Der Shirime (尻目; „Anus-Auge“), auch Nuppori-bōzu (ぬっぽり坊主; „Unzüchtiger Junge“) genannt, ist ein fiktives Wesen der japanischen Folklore aus der Gruppe der Yōkai (妖怪; „Dämonen“). Er gilt eigentlich als harmlos, soll aber großen Spaß daran haben, ahnungslose Passanten auf vulgäre Art und Weise zu erschrecken.
Der Shirime wird als schlanker, sehr blasser Humanoide beschrieben, der sich nur leicht in einen Kimono kleidet und seinen Reishut tief ins Gesicht gezogen hat. Er soll nachts in verlassenen Parks und Hintergassen umgehen und ahnungslosen, einsamen Passanten auflauern. In früheren Erzählungen war er wohl nicht wählerisch bei der Auswahl seiner Opfer. Später aber wurde ihm nachgesagt, er lauere bevorzugt jungen Damen auf. Der Shirime nähert sich gemächlich dem Opfer, dann entkleidet er sich und nimmt den Reishut ab. Erst jetzt kann sein Gegenüber sehen, dass der Shirime kein Gesicht hat und völlig haarlos ist. Dann dreht sich der Shirime blitzschnell um und bückt sich so tief, dass das Opfer direkt auf seinen Anus blickt. In dem Anus steckt ein riesiges, menschliches Auge, das lokalen Anekdoten zufolge hell wie eine Laterne leuchtet.[1][2]
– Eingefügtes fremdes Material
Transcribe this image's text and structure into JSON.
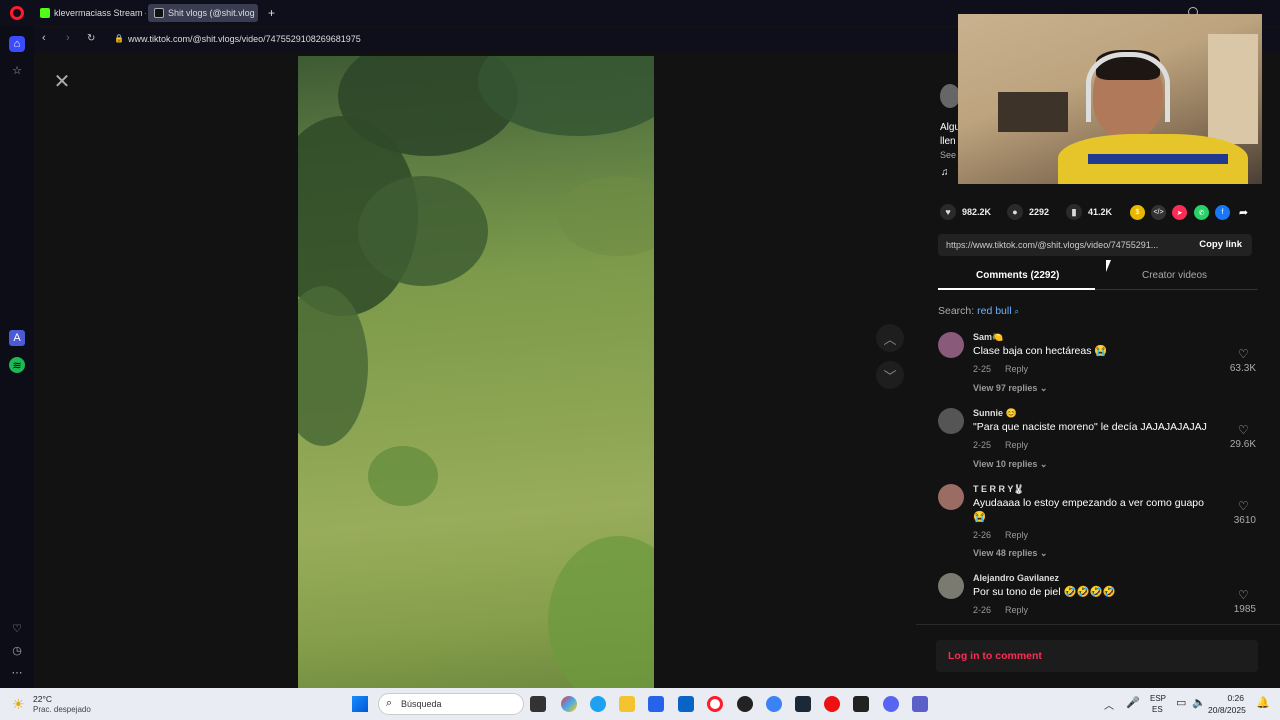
{
  "browser": {
    "tabs": [
      {
        "label": "klevermaciass Stream - W",
        "active": false
      },
      {
        "label": "Shit vlogs (@shit.vlog",
        "active": true
      }
    ],
    "new_tab_label": "+",
    "url": "www.tiktok.com/@shit.vlogs/video/7475529108269681975"
  },
  "video_panel": {
    "close_label": "✕",
    "prev_label": "︿",
    "next_label": "﹀"
  },
  "author_preview": {
    "line1": "Algu",
    "line2": "llen",
    "see_more": "See",
    "music_icon": "♫"
  },
  "actions": {
    "likes": "982.2K",
    "comments": "2292",
    "saves": "41.2K"
  },
  "share": {
    "link": "https://www.tiktok.com/@shit.vlogs/video/74755291...",
    "copy_label": "Copy link"
  },
  "tabs": {
    "comments": "Comments (2292)",
    "creator": "Creator videos"
  },
  "search": {
    "prefix": "Search:",
    "query": "red bull"
  },
  "comments": [
    {
      "user": "Sam🍋",
      "text": "Clase baja con hectáreas 😭",
      "date": "2-25",
      "reply": "Reply",
      "replies": "View 97 replies",
      "likes": "63.3K"
    },
    {
      "user": "Sunnie 😊",
      "text": "\"Para que naciste moreno\" le decía JAJAJAJAJAJ",
      "date": "2-25",
      "reply": "Reply",
      "replies": "View 10 replies",
      "likes": "29.6K"
    },
    {
      "user": "T E R R Y🐰",
      "text": "Ayudaaaa lo estoy empezando a ver como guapo 😭",
      "date": "2-26",
      "reply": "Reply",
      "replies": "View 48 replies",
      "likes": "3610"
    },
    {
      "user": "Alejandro Gavilanez",
      "text": "Por su tono de piel 🤣🤣🤣🤣",
      "date": "2-26",
      "reply": "Reply",
      "replies": "",
      "likes": "1985"
    }
  ],
  "login": "Log in to comment",
  "taskbar": {
    "weather_temp": "22°C",
    "weather_desc": "Prac. despejado",
    "search": "Búsqueda",
    "lang1": "ESP",
    "lang2": "ES",
    "time": "0:26",
    "date": "20/8/2025"
  }
}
Das japanische Wort Shiri (尻) bedeutet wörtlich vulgär „Arsch“, meint aber eher den menschlichen Anus. Der Shirime erscheint unter anderem im Buson Yōkai Emaki (蕪村妖怪絵巻; „Busons Bilderrolle der Yōkai“) von Yosa Buson aus dem Jahr 1781. Buson überliefert, das Wesen, das zu seiner Zeit vornehmlich unter dem Namen Nuppori-bōzu bekannt war, sei schon vor seiner Zeit in der Präfektur Kyoto erschienen und habe dort selbst gestandene Samurai in Angst und Schrecken versetzt. Das Wesen wird auch im Ehon hyaku-monogatari (絵本百物語; „Bilderbuch der 100 Grusel-Geschichten“) von Tōka Sanjin aus dem Jahr 1842 erwähnt.[2] Der literarische wie mythologische Ursprung des Shirime liegt im Dunkeln. Er reiht sich aber in das beliebte Genre der „Gesichtslosen Yōkai“ ein, die vor allem aus dem Gesellschaftsspiel Hyakumonogatari Kaidankai (百物語怪談会; „100 gesammelte Geistergeschichten“) bekannt sind. Gesichtslose Yōkai repräsentierten im feudalen Japan des späten Mittelalters die Angst vor Fremden, aber auch die Furcht vor Gesichtsverlust.[3]